I have this dataset:
df=pd.DataFrame({'user':[1,1,2,2,2,3,3,3,3,3,4,4],
'date':['1995-09-01','1995-09-02','1995-10-03','1995-10-04','1995-10-05','1995-11-07','1995-11-08','1995-11-09','1995-11-10','1995-11-15','1995-12-18','1995-12-20'],
'type':['a','b','a','x','b','a','x','a','x','b','a','b']})
Which gives me this:
user date type
1 1995-09-01 a
1 1995-09-02 b
2 1995-10-03 a
2 1995-10-04 x
2 1995-10-05 b
3 1995-11-07 a
3 1995-11-08 x
3 1995-11-09 a
3 1995-11-10 x
3 1995-11-15 b
4 1995-12-18 a
4 1995-12-20 b
and I want to get a new column, with dates based on a values. When a user has more than an value type a value , the date of the oldest a value of this user should be selected to show on the new column.
For example, user 3 has several a values on the type column. Thus, on the a_type_date column, the eldest date for the a value is chosen.
Here is the desired output.
user date type a_type_date
1 1995-09-01 a 1995-09-01
1 1995-09-02 b 1995-09-01
2 1995-10-03 a 1995-10-03
2 1995-10-04 x 1995-10-03
2 1995-10-05 b 1995-10-03
3 1995-11-07 a 1995-11-07
3 1995-11-08 x 1995-11-07
3 1995-11-09 a 1995-11-07
3 1995-11-10 x 1995-11-07
3 1995-11-15 b 1995-11-07
4 1995-12-18 a 1995-12-18
4 1995-12-20 b 1995-12-18
I tried following this post, but I would get duplicates.
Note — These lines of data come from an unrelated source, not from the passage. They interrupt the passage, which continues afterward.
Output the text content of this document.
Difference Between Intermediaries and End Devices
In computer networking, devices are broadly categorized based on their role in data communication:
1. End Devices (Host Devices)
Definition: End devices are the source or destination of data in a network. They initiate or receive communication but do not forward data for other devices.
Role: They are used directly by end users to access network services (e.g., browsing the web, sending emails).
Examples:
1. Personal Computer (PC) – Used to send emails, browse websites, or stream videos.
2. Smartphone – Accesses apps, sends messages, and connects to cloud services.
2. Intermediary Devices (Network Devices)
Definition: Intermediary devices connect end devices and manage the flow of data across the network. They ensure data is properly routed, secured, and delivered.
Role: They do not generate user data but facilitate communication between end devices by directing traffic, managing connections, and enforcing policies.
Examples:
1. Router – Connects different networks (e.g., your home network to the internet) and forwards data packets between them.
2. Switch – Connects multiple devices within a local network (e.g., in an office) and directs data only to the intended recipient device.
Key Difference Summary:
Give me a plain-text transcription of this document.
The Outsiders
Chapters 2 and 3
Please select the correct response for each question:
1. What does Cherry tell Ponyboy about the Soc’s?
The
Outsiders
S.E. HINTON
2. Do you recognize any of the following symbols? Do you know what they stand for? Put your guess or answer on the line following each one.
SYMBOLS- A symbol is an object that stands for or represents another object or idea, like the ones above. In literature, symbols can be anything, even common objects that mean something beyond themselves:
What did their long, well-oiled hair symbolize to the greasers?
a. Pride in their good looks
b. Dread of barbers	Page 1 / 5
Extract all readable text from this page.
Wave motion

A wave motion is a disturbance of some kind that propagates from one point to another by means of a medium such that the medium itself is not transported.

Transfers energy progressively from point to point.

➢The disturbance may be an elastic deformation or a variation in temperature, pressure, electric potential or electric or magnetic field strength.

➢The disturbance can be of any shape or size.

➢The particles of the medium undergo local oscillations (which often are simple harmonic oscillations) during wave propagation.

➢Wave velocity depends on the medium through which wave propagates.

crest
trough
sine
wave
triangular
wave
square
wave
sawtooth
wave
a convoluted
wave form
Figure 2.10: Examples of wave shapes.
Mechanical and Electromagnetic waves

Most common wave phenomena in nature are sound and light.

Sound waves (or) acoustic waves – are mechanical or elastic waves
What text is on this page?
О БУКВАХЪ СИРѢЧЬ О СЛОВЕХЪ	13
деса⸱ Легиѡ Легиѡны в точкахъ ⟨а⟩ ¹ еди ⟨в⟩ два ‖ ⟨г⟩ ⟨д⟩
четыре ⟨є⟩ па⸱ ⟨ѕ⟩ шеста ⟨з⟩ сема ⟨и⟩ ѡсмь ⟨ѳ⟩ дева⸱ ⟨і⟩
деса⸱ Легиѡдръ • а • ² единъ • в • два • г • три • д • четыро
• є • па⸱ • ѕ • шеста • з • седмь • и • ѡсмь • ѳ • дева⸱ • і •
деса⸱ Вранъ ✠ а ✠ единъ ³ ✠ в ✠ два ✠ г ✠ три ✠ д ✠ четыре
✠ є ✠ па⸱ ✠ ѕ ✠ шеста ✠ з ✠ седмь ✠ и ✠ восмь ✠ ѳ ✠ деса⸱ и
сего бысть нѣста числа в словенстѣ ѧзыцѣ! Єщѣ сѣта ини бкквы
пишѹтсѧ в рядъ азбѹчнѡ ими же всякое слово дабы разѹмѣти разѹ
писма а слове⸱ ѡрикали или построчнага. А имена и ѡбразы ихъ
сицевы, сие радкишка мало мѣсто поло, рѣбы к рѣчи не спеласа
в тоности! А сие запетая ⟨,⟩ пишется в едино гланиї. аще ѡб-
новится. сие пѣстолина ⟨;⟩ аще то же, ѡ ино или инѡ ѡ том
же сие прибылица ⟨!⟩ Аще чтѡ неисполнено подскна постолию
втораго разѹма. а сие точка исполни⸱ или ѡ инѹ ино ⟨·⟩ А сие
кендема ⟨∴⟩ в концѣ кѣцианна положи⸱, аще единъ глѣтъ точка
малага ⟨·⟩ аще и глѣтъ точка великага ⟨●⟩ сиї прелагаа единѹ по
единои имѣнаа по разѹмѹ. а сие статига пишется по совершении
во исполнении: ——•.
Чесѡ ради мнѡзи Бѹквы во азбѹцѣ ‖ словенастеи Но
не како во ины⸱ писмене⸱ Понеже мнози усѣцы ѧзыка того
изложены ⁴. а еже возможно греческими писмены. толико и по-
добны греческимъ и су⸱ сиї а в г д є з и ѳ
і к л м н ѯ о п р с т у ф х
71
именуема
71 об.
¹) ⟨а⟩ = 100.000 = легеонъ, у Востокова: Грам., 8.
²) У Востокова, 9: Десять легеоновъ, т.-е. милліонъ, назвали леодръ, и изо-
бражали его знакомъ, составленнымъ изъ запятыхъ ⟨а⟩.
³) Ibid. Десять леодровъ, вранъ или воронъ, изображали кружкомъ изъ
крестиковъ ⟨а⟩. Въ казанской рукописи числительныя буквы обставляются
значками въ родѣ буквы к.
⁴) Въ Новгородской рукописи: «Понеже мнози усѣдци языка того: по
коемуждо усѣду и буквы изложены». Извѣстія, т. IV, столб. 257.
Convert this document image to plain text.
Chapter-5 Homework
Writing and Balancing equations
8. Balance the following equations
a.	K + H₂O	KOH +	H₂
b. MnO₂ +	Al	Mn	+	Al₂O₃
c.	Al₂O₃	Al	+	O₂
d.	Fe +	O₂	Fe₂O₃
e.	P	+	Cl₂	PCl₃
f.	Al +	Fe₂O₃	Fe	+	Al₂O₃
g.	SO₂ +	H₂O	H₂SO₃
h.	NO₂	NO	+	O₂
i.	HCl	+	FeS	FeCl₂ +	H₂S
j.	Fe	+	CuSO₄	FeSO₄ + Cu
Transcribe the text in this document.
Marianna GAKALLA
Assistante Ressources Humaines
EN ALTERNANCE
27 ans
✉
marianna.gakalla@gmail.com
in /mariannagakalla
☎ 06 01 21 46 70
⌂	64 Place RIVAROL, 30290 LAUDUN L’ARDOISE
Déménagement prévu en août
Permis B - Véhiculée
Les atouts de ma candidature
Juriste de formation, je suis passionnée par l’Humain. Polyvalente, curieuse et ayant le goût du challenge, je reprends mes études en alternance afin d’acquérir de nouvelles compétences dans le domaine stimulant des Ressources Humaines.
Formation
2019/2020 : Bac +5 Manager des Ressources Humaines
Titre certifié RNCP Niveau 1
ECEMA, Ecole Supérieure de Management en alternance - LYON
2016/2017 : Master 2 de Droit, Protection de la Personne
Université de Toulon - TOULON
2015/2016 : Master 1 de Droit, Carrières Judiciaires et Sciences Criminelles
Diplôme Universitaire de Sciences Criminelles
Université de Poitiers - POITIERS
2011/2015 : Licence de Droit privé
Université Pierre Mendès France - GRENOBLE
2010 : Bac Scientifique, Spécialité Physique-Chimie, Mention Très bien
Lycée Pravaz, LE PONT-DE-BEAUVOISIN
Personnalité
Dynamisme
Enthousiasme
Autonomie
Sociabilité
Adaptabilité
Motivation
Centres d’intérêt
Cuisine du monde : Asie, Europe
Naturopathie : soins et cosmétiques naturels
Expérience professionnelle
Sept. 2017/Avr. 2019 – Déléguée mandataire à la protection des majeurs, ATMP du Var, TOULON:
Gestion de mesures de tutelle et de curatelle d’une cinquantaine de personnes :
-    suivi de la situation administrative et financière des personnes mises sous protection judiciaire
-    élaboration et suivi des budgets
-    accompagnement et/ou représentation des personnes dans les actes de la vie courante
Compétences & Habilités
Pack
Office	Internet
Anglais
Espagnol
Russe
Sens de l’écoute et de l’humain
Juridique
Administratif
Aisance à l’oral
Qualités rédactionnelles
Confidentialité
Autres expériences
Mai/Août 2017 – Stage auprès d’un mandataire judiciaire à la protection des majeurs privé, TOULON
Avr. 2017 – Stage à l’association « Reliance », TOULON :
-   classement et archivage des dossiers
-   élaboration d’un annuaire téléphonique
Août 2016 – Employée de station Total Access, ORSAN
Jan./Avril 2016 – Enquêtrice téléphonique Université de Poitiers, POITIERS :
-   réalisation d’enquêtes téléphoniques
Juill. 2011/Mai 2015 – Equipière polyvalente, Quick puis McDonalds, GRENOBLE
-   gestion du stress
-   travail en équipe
Any help will be highly appreciated. Thanks.
You may try the following steps:
1. First, convert the date
column into a datetime()
index:
df.date = pd.to_datetime(df.date)
2. Next use min()
and list comprehension to create a new column containing your earliest (use max()
for latest) type a dates per user as follows:
df['a_type_date'] = [min(df[(df.user==i)&(df.type=='a')]['date']).date() for i in df.user]
The above will generate the desired output as stated in your original query.